Не потому ли на обратном пути из Москвы за границу Тургенев избежал повторной встречи с Писаревым в Петербурге, хотя в письме к нему и высказал сожаление, что не успел пообщаться с ним: "Я сожалею об этом - потому что по разрушении того, что французы называют первым льдом, мы бы, я уверен, если не сошлись бы - то поговорили бы откровенно. Я ценю Ваш талант, уважаю Ваш характер - и, не разделяя некоторых Ваших убеждений, постарался бы изложить Вам причину моего разногласия - не в надежде обратить Вас - а с целью направить Ваше внимание на некоторые последствия Вашей деятельности. Я не знаю, когда я попаду в Петербург; если бы Вам случилось выехать за границу и добраться до Бадена, я бы с истинным удовольствием увиделся с Вами".

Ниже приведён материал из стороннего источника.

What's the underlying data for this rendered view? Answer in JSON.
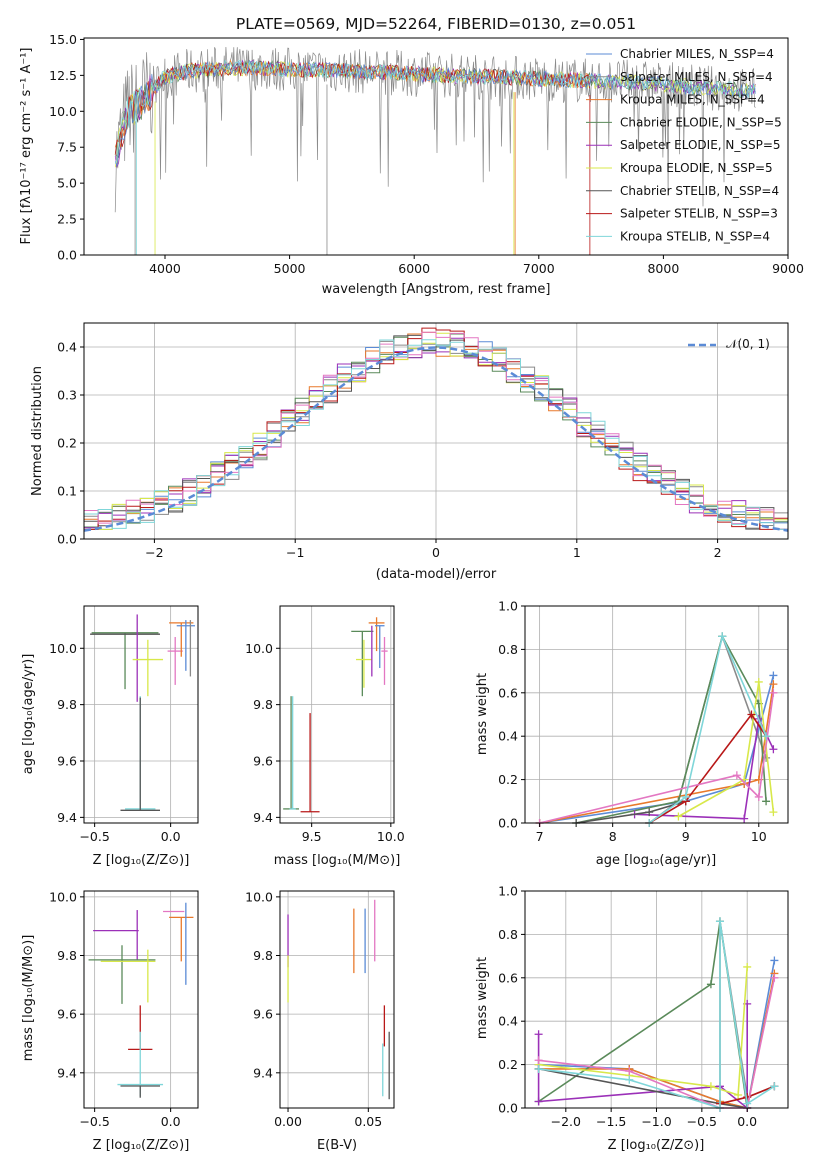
{
  "chart_data": [
    {
      "type": "line",
      "title": "PLATE=0569, MJD=52264, FIBERID=0130, z=0.051",
      "xlabel": "wavelength [Angstrom, rest frame]",
      "ylabel": "Flux [fλ10⁻¹⁷ erg cm⁻² s⁻¹ A⁻¹]",
      "xlim": [
        3350,
        9000
      ],
      "ylim": [
        0,
        15.1
      ],
      "xticks": [
        "4000",
        "5000",
        "6000",
        "7000",
        "8000",
        "9000"
      ],
      "yticks": [
        "0.0",
        "2.5",
        "5.0",
        "7.5",
        "10.0",
        "12.5",
        "15.0"
      ],
      "legend_position": "top-right",
      "series": [
        {
          "name": "Chabrier MILES, N_SSP=4",
          "color": "#5b8bd6"
        },
        {
          "name": "Salpeter MILES, N_SSP=4",
          "color": "#8a8a8a"
        },
        {
          "name": "Kroupa MILES, N_SSP=4",
          "color": "#e8792b"
        },
        {
          "name": "Chabrier ELODIE, N_SSP=5",
          "color": "#5a8a5a"
        },
        {
          "name": "Salpeter ELODIE, N_SSP=5",
          "color": "#9b30b8"
        },
        {
          "name": "Kroupa ELODIE, N_SSP=5",
          "color": "#d8e84a"
        },
        {
          "name": "Chabrier STELIB, N_SSP=4",
          "color": "#555555"
        },
        {
          "name": "Salpeter STELIB, N_SSP=3",
          "color": "#b81818"
        },
        {
          "name": "Kroupa STELIB, N_SSP=4",
          "color": "#7fd6d9"
        }
      ],
      "continuum": {
        "x": [
          3600,
          3700,
          3800,
          3900,
          4000,
          4200,
          4500,
          4800,
          5000,
          5200,
          5500,
          5800,
          6000,
          6300,
          6600,
          6900,
          7200,
          7500,
          7800,
          8100,
          8400,
          8750
        ],
        "y": [
          6.5,
          10.0,
          10.5,
          11.5,
          12.4,
          12.8,
          13.0,
          13.0,
          12.9,
          12.9,
          12.8,
          12.7,
          12.6,
          12.5,
          12.4,
          12.3,
          12.2,
          12.1,
          12.0,
          11.8,
          11.6,
          11.4
        ]
      }
    },
    {
      "type": "line",
      "xlabel": "(data-model)/error",
      "ylabel": "Normed distribution",
      "xlim": [
        -2.5,
        2.5
      ],
      "ylim": [
        0,
        0.45
      ],
      "xticks": [
        "−2",
        "−1",
        "0",
        "1",
        "2"
      ],
      "yticks": [
        "0.0",
        "0.1",
        "0.2",
        "0.3",
        "0.4"
      ],
      "legend": "𝒩(0, 1)",
      "gaussian": {
        "mu": 0,
        "sigma": 1,
        "color": "#5b8bd6"
      }
    },
    {
      "type": "scatter",
      "xlabel": "Z [log₁₀(Z/Z⊙)]",
      "ylabel": "age  [log₁₀(age/yr)]",
      "xlim": [
        -0.57,
        0.18
      ],
      "ylim": [
        9.38,
        10.15
      ],
      "xticks": [
        "−0.5",
        "0.0"
      ],
      "yticks": [
        "9.4",
        "9.6",
        "9.8",
        "10.0"
      ],
      "points": [
        {
          "x": -0.3,
          "y": 10.055,
          "xerr": 0.22,
          "yerr": [
            0.2,
            0.0
          ],
          "color": "#5a8a5a"
        },
        {
          "x": -0.3,
          "y": 10.05,
          "xerr": 0.23,
          "yerr": [
            0.0,
            0.0
          ],
          "color": "#555555"
        },
        {
          "x": -0.22,
          "y": 10.06,
          "xerr": 0.0,
          "yerr": [
            0.25,
            0.06
          ],
          "color": "#9b30b8"
        },
        {
          "x": -0.15,
          "y": 9.96,
          "xerr": 0.1,
          "yerr": [
            0.13,
            0.07
          ],
          "color": "#d8e84a"
        },
        {
          "x": 0.03,
          "y": 9.99,
          "xerr": 0.05,
          "yerr": [
            0.12,
            0.05
          ],
          "color": "#e377c2"
        },
        {
          "x": 0.07,
          "y": 10.09,
          "xerr": 0.08,
          "yerr": [
            0.12,
            0.0
          ],
          "color": "#e8792b"
        },
        {
          "x": 0.1,
          "y": 10.08,
          "xerr": 0.06,
          "yerr": [
            0.16,
            0.02
          ],
          "color": "#5b8bd6"
        },
        {
          "x": 0.13,
          "y": 10.1,
          "xerr": 0.0,
          "yerr": [
            0.2,
            0.0
          ],
          "color": "#8a8a8a"
        },
        {
          "x": -0.2,
          "y": 9.43,
          "xerr": 0.1,
          "yerr": [
            0.0,
            0.4
          ],
          "color": "#7fd6d9"
        },
        {
          "x": -0.2,
          "y": 9.425,
          "xerr": 0.13,
          "yerr": [
            0.0,
            0.4
          ],
          "color": "#555555"
        }
      ]
    },
    {
      "type": "scatter",
      "xlabel": "mass [log₁₀(M/M⊙)]",
      "xlim": [
        9.3,
        10.02
      ],
      "ylim": [
        9.38,
        10.15
      ],
      "xticks": [
        "9.5",
        "10.0"
      ],
      "yticks": [
        "9.4",
        "9.6",
        "9.8",
        "10.0"
      ],
      "points": [
        {
          "x": 9.37,
          "y": 9.43,
          "xerr": 0.05,
          "yerr": [
            0.0,
            0.4
          ],
          "color": "#5a8a5a"
        },
        {
          "x": 9.38,
          "y": 9.43,
          "xerr": 0.02,
          "yerr": [
            0.0,
            0.4
          ],
          "color": "#7fd6d9"
        },
        {
          "x": 9.49,
          "y": 9.42,
          "xerr": 0.06,
          "yerr": [
            0.0,
            0.35
          ],
          "color": "#b81818"
        },
        {
          "x": 9.82,
          "y": 10.06,
          "xerr": 0.07,
          "yerr": [
            0.23,
            0.0
          ],
          "color": "#5a8a5a"
        },
        {
          "x": 9.83,
          "y": 9.96,
          "xerr": 0.05,
          "yerr": [
            0.1,
            0.07
          ],
          "color": "#d8e84a"
        },
        {
          "x": 9.91,
          "y": 10.09,
          "xerr": 0.05,
          "yerr": [
            0.1,
            0.02
          ],
          "color": "#e8792b"
        },
        {
          "x": 9.93,
          "y": 10.08,
          "xerr": 0.03,
          "yerr": [
            0.15,
            0.0
          ],
          "color": "#5b8bd6"
        },
        {
          "x": 9.88,
          "y": 10.0,
          "xerr": 0.0,
          "yerr": [
            0.1,
            0.08
          ],
          "color": "#9b30b8"
        },
        {
          "x": 9.96,
          "y": 9.99,
          "xerr": 0.02,
          "yerr": [
            0.12,
            0.05
          ],
          "color": "#e377c2"
        }
      ]
    },
    {
      "type": "line",
      "xlabel": "age  [log₁₀(age/yr)]",
      "ylabel": "mass weight",
      "xlim": [
        6.8,
        10.4
      ],
      "ylim": [
        0,
        1.0
      ],
      "xticks": [
        "7",
        "8",
        "9",
        "10"
      ],
      "yticks": [
        "0.0",
        "0.2",
        "0.4",
        "0.6",
        "0.8",
        "1.0"
      ],
      "series": [
        {
          "color": "#5b8bd6",
          "x": [
            7.0,
            9.0,
            9.8,
            10.2
          ],
          "y": [
            0.0,
            0.1,
            0.18,
            0.68
          ]
        },
        {
          "color": "#8a8a8a",
          "x": [
            8.5,
            8.9,
            9.5,
            10.1
          ],
          "y": [
            0.0,
            0.1,
            0.86,
            0.3
          ]
        },
        {
          "color": "#e8792b",
          "x": [
            7.0,
            9.8,
            10.0,
            10.2
          ],
          "y": [
            0.0,
            0.18,
            0.2,
            0.64
          ]
        },
        {
          "color": "#5a8a5a",
          "x": [
            7.5,
            8.9,
            9.5,
            10.0,
            10.1
          ],
          "y": [
            0.0,
            0.1,
            0.86,
            0.55,
            0.1
          ]
        },
        {
          "color": "#9b30b8",
          "x": [
            8.3,
            9.8,
            10.0,
            10.2
          ],
          "y": [
            0.04,
            0.02,
            0.48,
            0.34
          ]
        },
        {
          "color": "#d8e84a",
          "x": [
            8.9,
            9.8,
            10.0,
            10.2
          ],
          "y": [
            0.03,
            0.2,
            0.65,
            0.05
          ]
        },
        {
          "color": "#555555",
          "x": [
            7.5,
            8.5,
            9.0
          ],
          "y": [
            0.0,
            0.05,
            0.1
          ]
        },
        {
          "color": "#b81818",
          "x": [
            8.5,
            9.0,
            9.9,
            10.1
          ],
          "y": [
            0.0,
            0.1,
            0.5,
            0.4
          ]
        },
        {
          "color": "#e377c2",
          "x": [
            7.0,
            9.7,
            10.0,
            10.2
          ],
          "y": [
            0.0,
            0.22,
            0.12,
            0.6
          ]
        },
        {
          "color": "#7fd6d9",
          "x": [
            8.5,
            9.0,
            9.5,
            10.1
          ],
          "y": [
            0.0,
            0.12,
            0.86,
            0.4
          ]
        }
      ]
    },
    {
      "type": "scatter",
      "xlabel": "Z [log₁₀(Z/Z⊙)]",
      "ylabel": "mass [log₁₀(M/M⊙)]",
      "xlim": [
        -0.57,
        0.18
      ],
      "ylim": [
        9.28,
        10.02
      ],
      "xticks": [
        "−0.5",
        "0.0"
      ],
      "yticks": [
        "9.4",
        "9.6",
        "9.8",
        "10.0"
      ],
      "points": [
        {
          "x": -0.36,
          "y": 9.885,
          "xerr": 0.15,
          "yerr": [
            0.0,
            0.0
          ],
          "color": "#9b30b8"
        },
        {
          "x": -0.22,
          "y": 9.885,
          "xerr": 0.0,
          "yerr": [
            0.1,
            0.07
          ],
          "color": "#9b30b8"
        },
        {
          "x": -0.32,
          "y": 9.785,
          "xerr": 0.22,
          "yerr": [
            0.15,
            0.05
          ],
          "color": "#5a8a5a"
        },
        {
          "x": -0.28,
          "y": 9.78,
          "xerr": 0.18,
          "yerr": [
            0.0,
            0.0
          ],
          "color": "#d8e84a"
        },
        {
          "x": -0.15,
          "y": 9.78,
          "xerr": 0.0,
          "yerr": [
            0.14,
            0.04
          ],
          "color": "#d8e84a"
        },
        {
          "x": 0.02,
          "y": 9.95,
          "xerr": 0.07,
          "yerr": [
            0.0,
            0.0
          ],
          "color": "#e377c2"
        },
        {
          "x": 0.07,
          "y": 9.93,
          "xerr": 0.08,
          "yerr": [
            0.15,
            0.0
          ],
          "color": "#e8792b"
        },
        {
          "x": 0.1,
          "y": 9.92,
          "xerr": 0.0,
          "yerr": [
            0.22,
            0.06
          ],
          "color": "#5b8bd6"
        },
        {
          "x": -0.2,
          "y": 9.48,
          "xerr": 0.08,
          "yerr": [
            0.0,
            0.15
          ],
          "color": "#b81818"
        },
        {
          "x": -0.2,
          "y": 9.36,
          "xerr": 0.15,
          "yerr": [
            0.04,
            0.18
          ],
          "color": "#7fd6d9"
        },
        {
          "x": -0.2,
          "y": 9.355,
          "xerr": 0.13,
          "yerr": [
            0.04,
            0.0
          ],
          "color": "#555555"
        }
      ]
    },
    {
      "type": "scatter",
      "xlabel": "E(B-V)",
      "xlim": [
        -0.005,
        0.066
      ],
      "ylim": [
        9.28,
        10.02
      ],
      "xticks": [
        "0.00",
        "0.05"
      ],
      "yticks": [
        "9.4",
        "9.6",
        "9.8",
        "10.0"
      ],
      "points": [
        {
          "x": 0.0,
          "y": 9.86,
          "yerr": [
            0.1,
            0.08
          ],
          "color": "#9b30b8"
        },
        {
          "x": 0.0,
          "y": 9.72,
          "yerr": [
            0.08,
            0.08
          ],
          "color": "#d8e84a"
        },
        {
          "x": 0.041,
          "y": 9.85,
          "yerr": [
            0.11,
            0.11
          ],
          "color": "#e8792b"
        },
        {
          "x": 0.048,
          "y": 9.84,
          "yerr": [
            0.1,
            0.12
          ],
          "color": "#5b8bd6"
        },
        {
          "x": 0.054,
          "y": 9.88,
          "yerr": [
            0.1,
            0.11
          ],
          "color": "#e377c2"
        },
        {
          "x": 0.06,
          "y": 9.56,
          "yerr": [
            0.07,
            0.07
          ],
          "color": "#b81818"
        },
        {
          "x": 0.059,
          "y": 9.42,
          "yerr": [
            0.1,
            0.08
          ],
          "color": "#7fd6d9"
        },
        {
          "x": 0.063,
          "y": 9.43,
          "yerr": [
            0.12,
            0.11
          ],
          "color": "#555555"
        }
      ]
    },
    {
      "type": "line",
      "xlabel": "Z [log₁₀(Z/Z⊙)]",
      "ylabel": "mass weight",
      "xlim": [
        -2.45,
        0.45
      ],
      "ylim": [
        0,
        1.0
      ],
      "xticks": [
        "−2.0",
        "−1.5",
        "−1.0",
        "−0.5",
        "0.0"
      ],
      "yticks": [
        "0.0",
        "0.2",
        "0.4",
        "0.6",
        "0.8",
        "1.0"
      ],
      "series": [
        {
          "color": "#5b8bd6",
          "x": [
            -2.3,
            -1.3,
            -0.3,
            0.0,
            0.3
          ],
          "y": [
            0.2,
            0.18,
            0.03,
            0.0,
            0.68
          ]
        },
        {
          "color": "#8a8a8a",
          "x": [
            -0.3,
            -0.3,
            0.0,
            0.3
          ],
          "y": [
            0.0,
            0.86,
            0.05,
            0.1
          ]
        },
        {
          "color": "#e8792b",
          "x": [
            -2.3,
            -1.3,
            -0.3,
            0.0,
            0.3
          ],
          "y": [
            0.18,
            0.18,
            0.03,
            0.0,
            0.62
          ]
        },
        {
          "color": "#5a8a5a",
          "x": [
            -2.3,
            -0.4,
            -0.3,
            0.0
          ],
          "y": [
            0.03,
            0.57,
            0.86,
            0.0
          ]
        },
        {
          "color": "#9b30b8",
          "x": [
            -2.3,
            -2.3,
            -0.3,
            0.0,
            0.0
          ],
          "y": [
            0.34,
            0.03,
            0.1,
            0.0,
            0.48
          ]
        },
        {
          "color": "#d8e84a",
          "x": [
            -2.3,
            -1.3,
            -0.4,
            -0.1,
            0.0
          ],
          "y": [
            0.2,
            0.15,
            0.1,
            0.06,
            0.65
          ]
        },
        {
          "color": "#555555",
          "x": [
            -2.3,
            -0.3,
            0.0
          ],
          "y": [
            0.18,
            0.02,
            0.0
          ]
        },
        {
          "color": "#b81818",
          "x": [
            -0.3,
            0.0,
            0.3
          ],
          "y": [
            0.02,
            0.05,
            0.1
          ]
        },
        {
          "color": "#e377c2",
          "x": [
            -2.3,
            -1.3,
            -0.3,
            0.0,
            0.3
          ],
          "y": [
            0.22,
            0.17,
            0.0,
            0.0,
            0.6
          ]
        },
        {
          "color": "#7fd6d9",
          "x": [
            -2.3,
            -1.3,
            -0.3,
            -0.3,
            0.0,
            0.3
          ],
          "y": [
            0.18,
            0.13,
            0.0,
            0.86,
            0.02,
            0.1
          ]
        }
      ]
    }
  ]
}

"Дым" не только не принес Тургеневу ожидаемой литературной славы и успеха, но едва ли не окончательно рассорил писателя с его соотечественниками. Анонимный рецензент газеты "Голос" заявлял: "Не с любовью глядит г. Тургенев на Россию "из своего прекрасного далека", презреньем мещет он в нее оттуда!" Сугубое недовольство "Дымом" высказал Ф. И. Тютчев. "Признавая все мастерство, с каким нарисована главная фигура, - он горько жалуется на нравственное настроение, проникающее повесть, и на всякое отсутствие национального чувства", - сообщал Тургеневу Боткин.
Отзыв Тютчева в особенности задел Тургенева за живое: слишком высоко ставил он его как поэта, очень дорожил дружескими связями с ним. Вспомнилось баденское свидание 1864 года, когда Тютчев вернулся из Ниццы, где написал свое знаменитое "О, этот юг, о эта Ницца". Поэт был удручен смертью любимой женщины, Е. А. Денисьевой. Они зашли, чтобы поговорить, в кафе на бульваре и, спросив себе из приличия мороженого, сели под трельяжем из плюща. Тургенев молчал все время, а Тютчев болезненным голосом говорил, говорил, и грудь его сорочки под конец рассказа оказалась промокшей от слез. А теперь из России Тургенев получил на "Дым" эпиграмму:
"И дым отечества нам сладок и приятен!"
Так поэтически век прошлый говорит.
А в наш - и сам талант все ищет в солнце пятен,
И смрадным дымом он отечество коптит.
Тогда, правда, эту эпиграмму приписывали П. А. Вяземскому, давнему антагонисту Тургенева. Но и от этого вряд ли ему было легче.